Sobre la corriente regular es probablemente la más desastrosa. Sacando aparte ejemplos de éxito —que los hay, como UHS, CROEM y varias escuelas especializadas— la mayor parte de la educación regular sencillamente es un fracaso. ¿Qué proponen los candidatos? La educación es la clave de un país competitivo y de que el individuo mejore su calidad de vida. Más allá de proclamar que el dinero debe ir al salón de clase —lo que es verdad y lo han proclamado todos los candidatos de los últimos 20 años—, ¿cómo se logra este objetivo?

La corriente Montesoriana aparenta tener algún éxito. Recientemente la gobernadora tuvo que revocar a su secretario con relación a un flamante nuevo reglamento de esta modalidad ya que los promotores entendían que lejos de ayudar destruiría los logros alcanzados. ¿Cuáles son esos logros? ¿Se pueden cuantificar? ¿Es un programa que se puede aplicar a toda la población? ¿Es la solución a la corriente regular? ¿O todo el mundo lo apoya porque es exótico y ha tenido algún logro? Los candidatos —que adelanto todos dirán que apoyan la corriente Montesoriana— lo hacen porque está de moda y suena exótico o porque tienen un entendido genuino de que esa ruta es la correcta. ¿Cómo lo apoyarán en concreto?

La Educación Especial sí que es un verdadero reto aun para propósitos de análisis.
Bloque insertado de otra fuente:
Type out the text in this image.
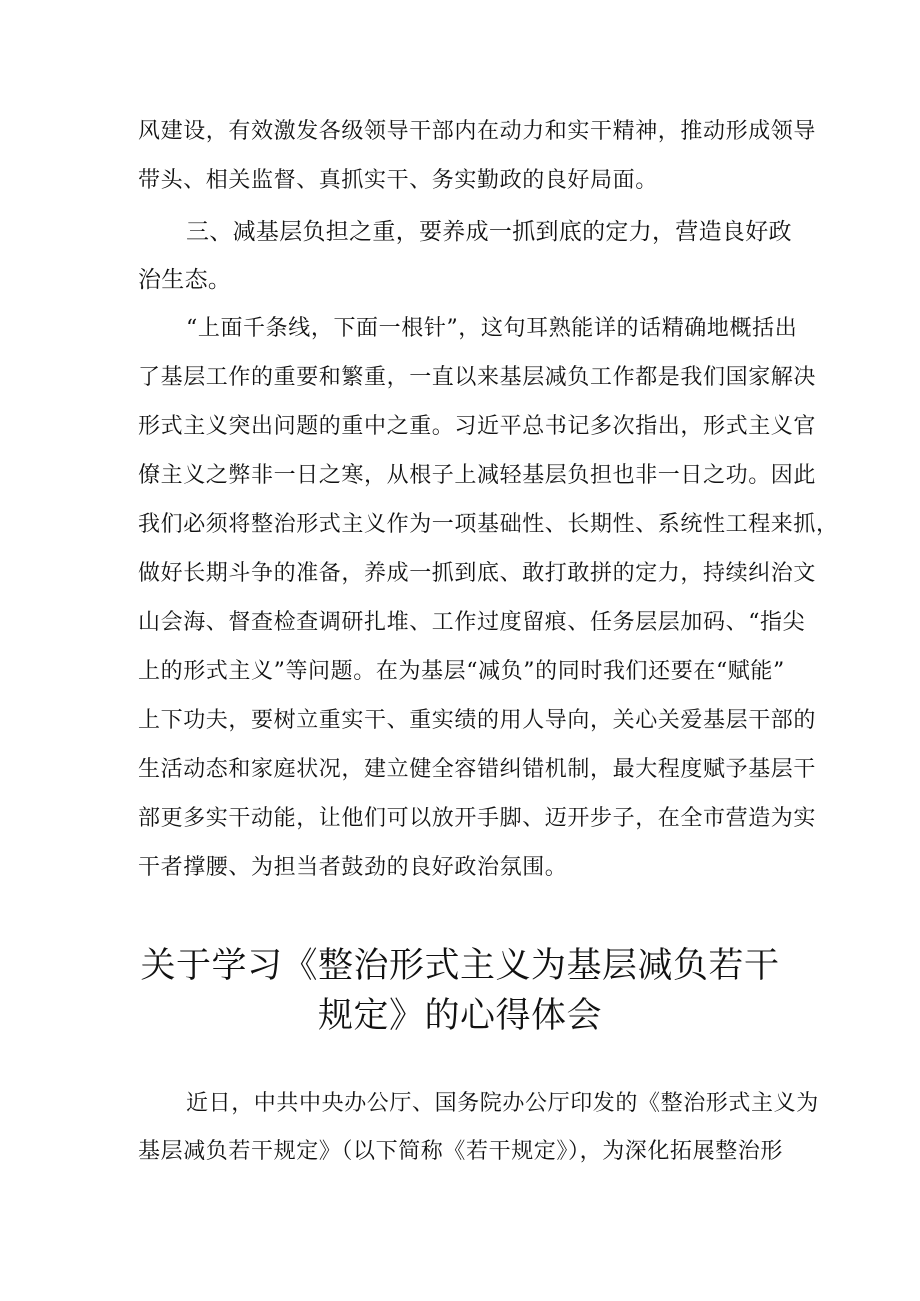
风建设，有效激发各级领导干部内在动力和实干精神，推动形成领导
带头、相关监督、真抓实干、务实勤政的良好局面。
三、减基层负担之重，要养成一抓到底的定力，营造良好政
治生态。
“上面千条线，下面一根针”，这句耳熟能详的话精确地概括出
了基层工作的重要和繁重，一直以来基层减负工作都是我们国家解决
形式主义突出问题的重中之重。习近平总书记多次指出，形式主义官
僚主义之弊非一日之寒，从根子上减轻基层负担也非一日之功。因此
我们必须将整治形式主义作为一项基础性、长期性、系统性工程来抓，
做好长期斗争的准备，养成一抓到底、敢打敢拼的定力，持续纠治文
山会海、督查检查调研扎堆、工作过度留痕、任务层层加码、“指尖
上的形式主义”等问题。在为基层“减负”的同时我们还要在“赋能”
上下功夫，要树立重实干、重实绩的用人导向，关心关爱基层干部的
生活动态和家庭状况，建立健全容错纠错机制，最大程度赋予基层干
部更多实干动能，让他们可以放开手脚、迈开步子，在全市营造为实
干者撑腰、为担当者鼓劲的良好政治氛围。
关于学习《整治形式主义为基层减负若干
规定》的心得体会
近日，中共中央办公厅、国务院办公厅印发的《整治形式主义为
基层减负若干规定》（以下简称《若干规定》），为深化拓展整治形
Esta población sigue creciendo y en Puerto Rico se dan dos fenómenos que no tiene paralelo cuando comparamos con otros estados. Primero, el por ciento de estudiantes identificados como de educación especial es astronómico con relación a la corriente regular; y segundo, una vez son clasificados como tal nunca “salen” de esa corriente. En términos generales el objetivo debe ser integración a la corriente regular, en la medida en que sea posible. En Puerto Rico eso nunca ha pasado.

Aclaro que he vivido esto en carne propia por uno de mis hijos que es Síndrome Down. Nunca he entendido por qué la relación con Educación siempre fue una antagonista y contenciosa donde los padres, lejos de ver una mano amiga, vive una constante batalla legal, ya sea en el mundo administrativo como en el judicial. De hecho, muchos estudiantes reciben su educación, terapias y servicios gracias a una corriente alterna provista por un caso en el Tribunal que lleva décadas. Una vez más, ¿qué proponen en específico los candidatos para que estos niños puedan en su día contribuir desde sus limitaciones el máximo que puedan desarrollarse? O sencillamente los dejamos a la vera del camino...

Los dejo con este pensamiento. Si hacemos un ejercicio aritmético —y estoy consciente que no es estrictamente válido porque hay que ponderar infinidad de variables— de cuánto presupuesto hay por estudiante, el número asombra: alrededor de $12,000 por estudiante. ¡Hay muy pocas escuelas privadas que cuestan eso! Esto tiene que cambiar. ¿Hay alguien dispuesto al cambio?